Era consciente que no podía entrar en esa clase de negociaciones pero la expresión suplicante de su bello rostro terminó por convencerme y ceder a su capricho infantil. Diana estalló en júbilo y me besó en la mejilla a lo cual no manifesté reacción inmediata. Presa de la exultación, realizó piruetas mortales en el borde de la escalera. Yo la contemplaba con ternura y por un instante envidié sanamente aquella satisfacción jovial que emanaba del corazón de aquella párvula. Temiendo que aquella inspiración seráfica trastabille y ruede por las escaleras, la cogí de la muñeca atrayéndola hacia mí. La tuve tan cerca que pude contar las pecas de su respingada nariz, sus labios eran un obsequio de los dioses y sus ojillos negros el mismísimo Big Bang. Con voz interjectiva pronuncié: “Deberías atar las agujetas de tus tenis ya que costaría trabajo limpiar el lustro de crúor de tu abrupta caída”. Diana no entendió mi sarcasmo pero igual lanzó una risotada en donde pude apreciar sus perfectos dientes blancos. Luego de incorporarse, hurtó el libro de mis manos y susurró: “Bueno, empecemos”. Y yo repuse: “Abróchate el cinturón porque emprenderemos un mágico viaje a lo desconocido”.
Diana reposó su ingrávida cabeza en mi hombro y juntos nos dimos a la tarea de leer “Luna Caliente”. Por el capítulo X, advertí un repentino bostezo, entonces cerré el libro en señal de que ya había sido suficiente y ella frunciendo el ceño lo volvió a abrir, prosiguiendo en el viaje sin escalas.

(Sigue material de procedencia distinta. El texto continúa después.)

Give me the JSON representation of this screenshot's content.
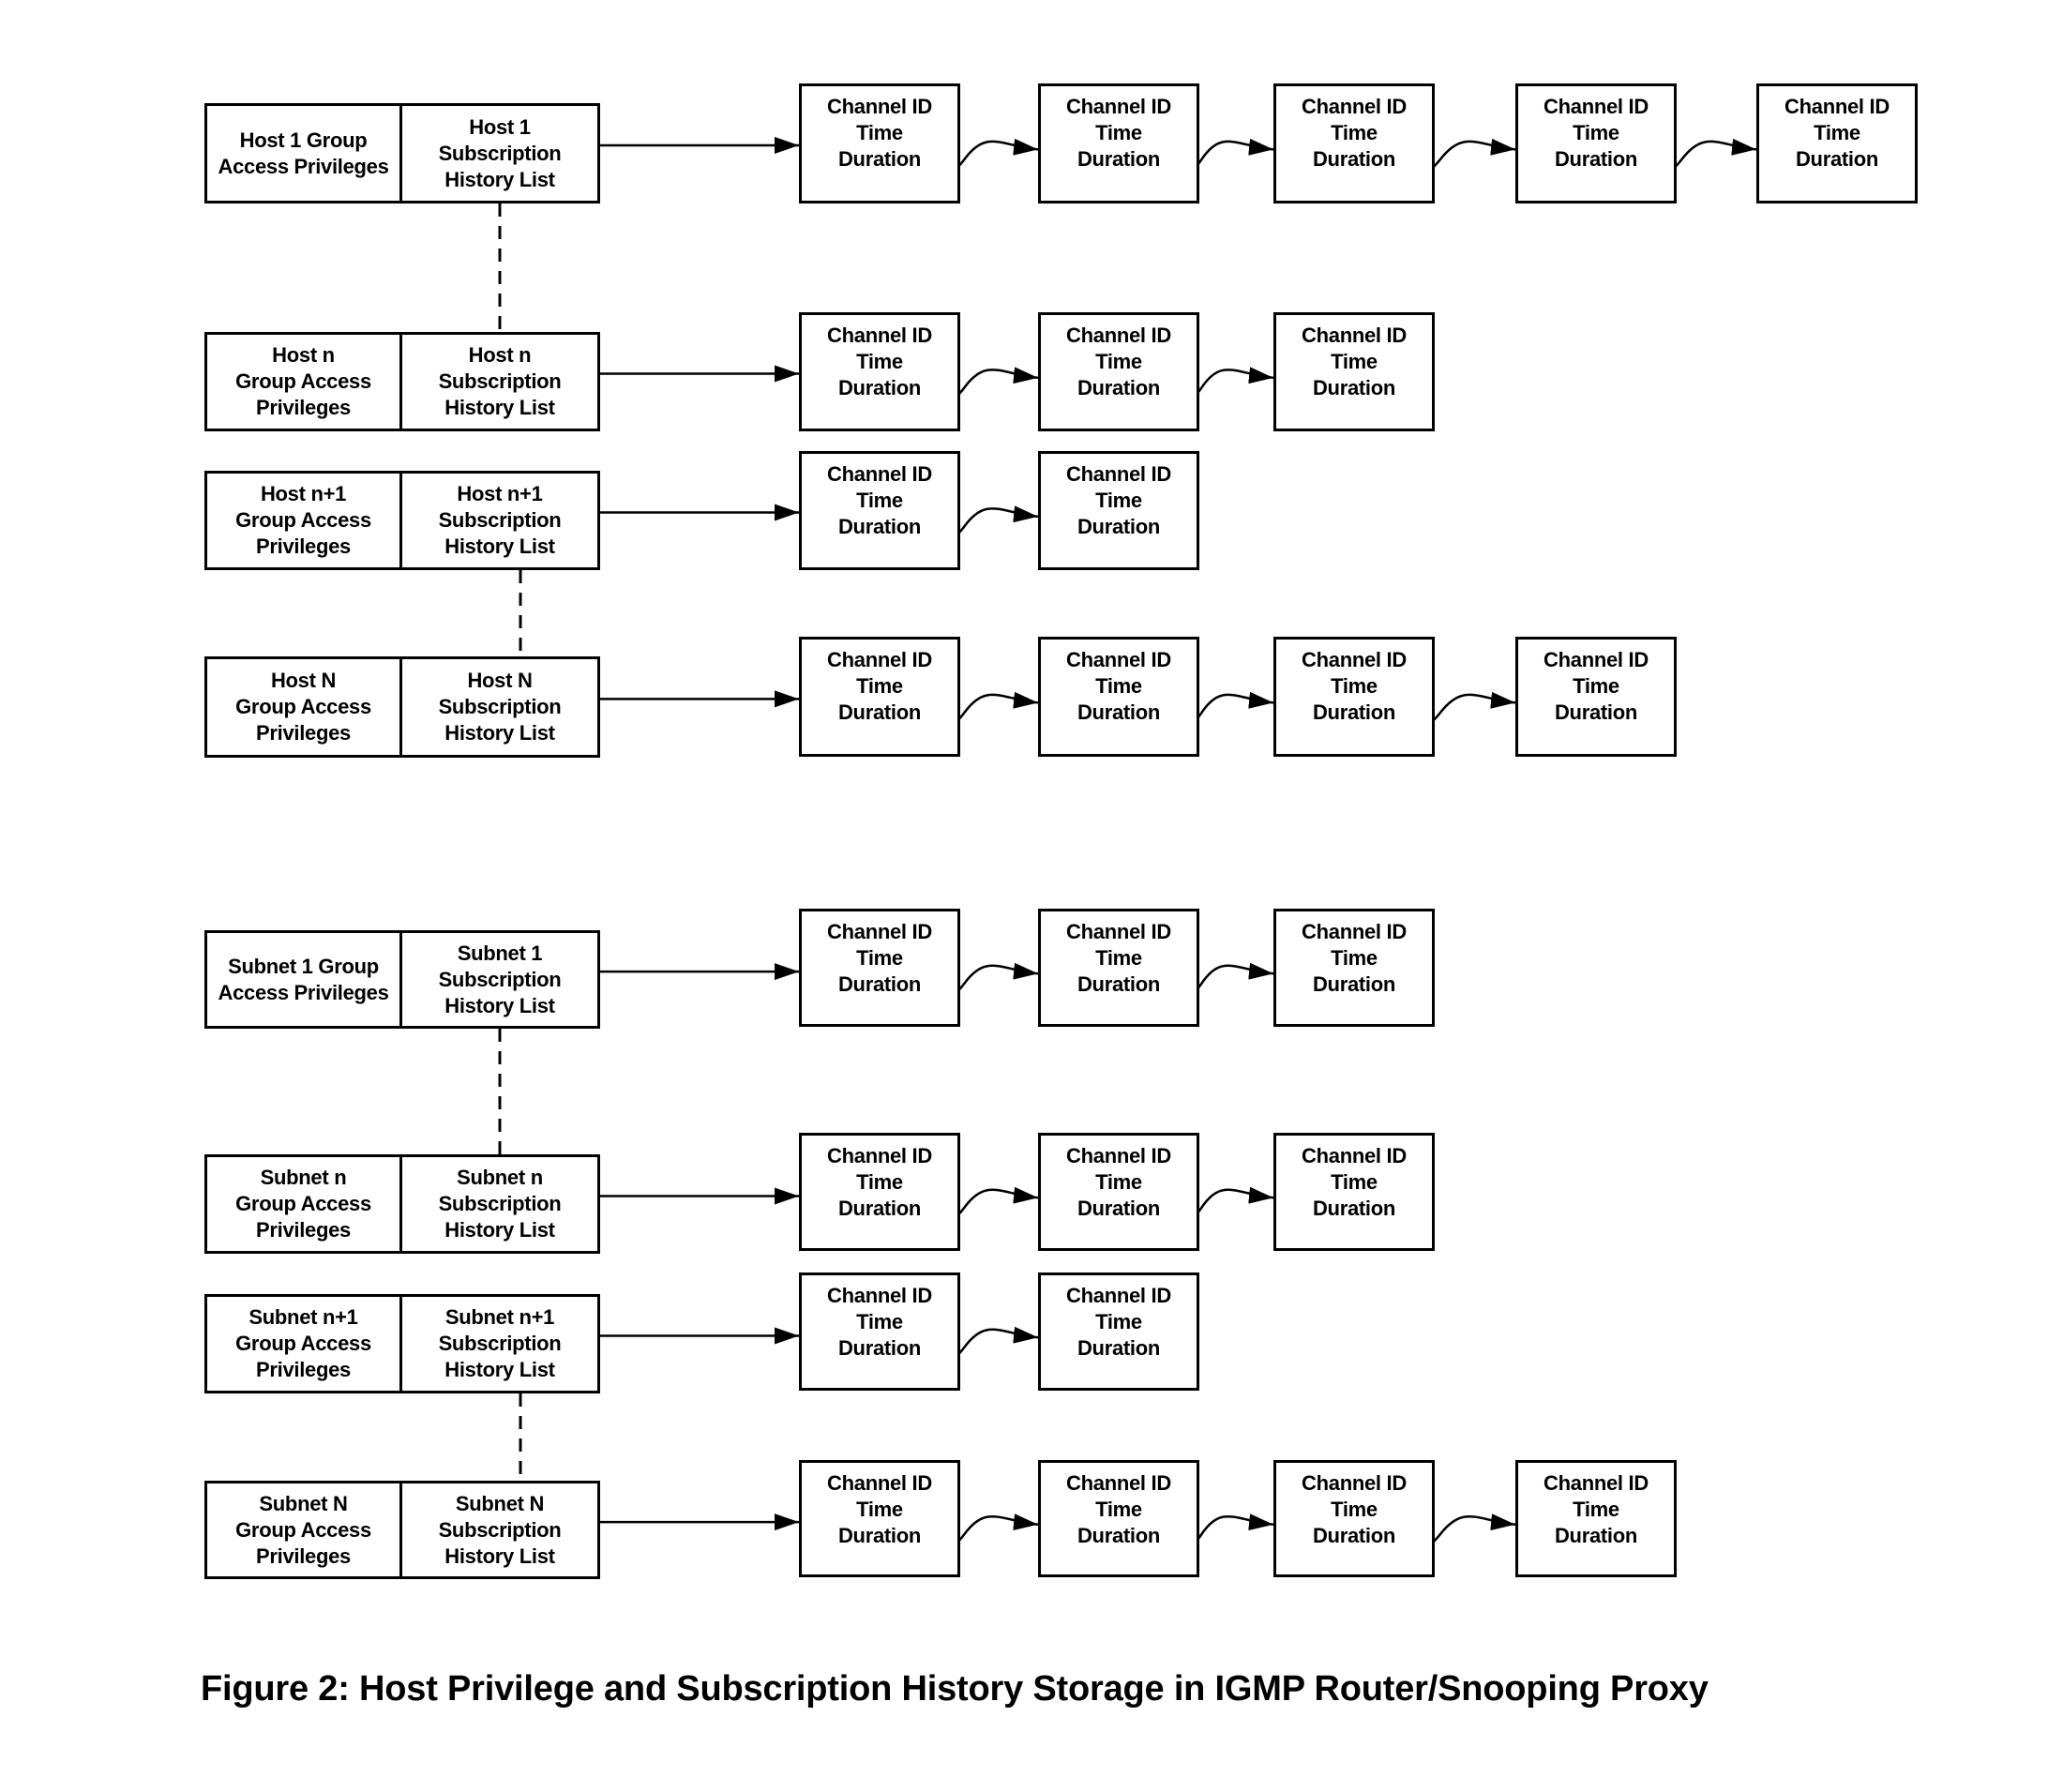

Era divertido verla por el rabillo del ojo, en especial cuando gestualizaba a modo de dilucidar la intríngulis. Al cabo de algunas horas y ya en el formidoloso capítulo XXIV (aún en mi turno de lectura), percibí la gelidez de su grácil cuerpecillo. Ante tales circunstancias yo ya había perdido la chaveta, lucía el rostro desencajado y en mi cerebro se fraguaban mil tremolinas sin cuartel.
No obstante, al cabo de un instante, Diana resopló, cerró el libro suspendido entre mis manos y me besó muy cerca a la boca, parecía agradecida de algo pero ignoraba de qué. Yo tosí, algo avergonzado, con el rostro abigarrado. Era medianoche y le sugerí a Diana que se marchara o de lo contrario se metería en líos (en realidad también lo temía por mí). No bien transcurrían unos segundos cuando vi la figura totémica de la madre de Diana que la esperaba en el corredor. Resignada, no tuvo otra opción que ponerse de pie e irse no sin antes preguntar mi nombre el cual se lo di sin más ambages.
Me costó mucho conciliar el sueño aquella noche. En mi cabeza retumbaban palabras como aquiescencia, estupro, virginidad, obsesión, inocencia, condena, amor, muerte. La presciencia nunca fue una virtud de la cual yo pudiera jactarme pero cuando a la mañana siguiente Diana tocó mi puerta no descarté en un futuro emplearme de augur. Entre lo mucho que se dijo esa mañana, me confesó que “Luna Caliente” le había resultado pipudo y que estaba decidida en la empresa de devorar todos lo libros que hallase a su paso (así la tapa fuese dura), más aun con el compromiso de que contaría conmigo para alcanzar dicho objetivo que a mi buen juicio era una labor rayano en la demencia.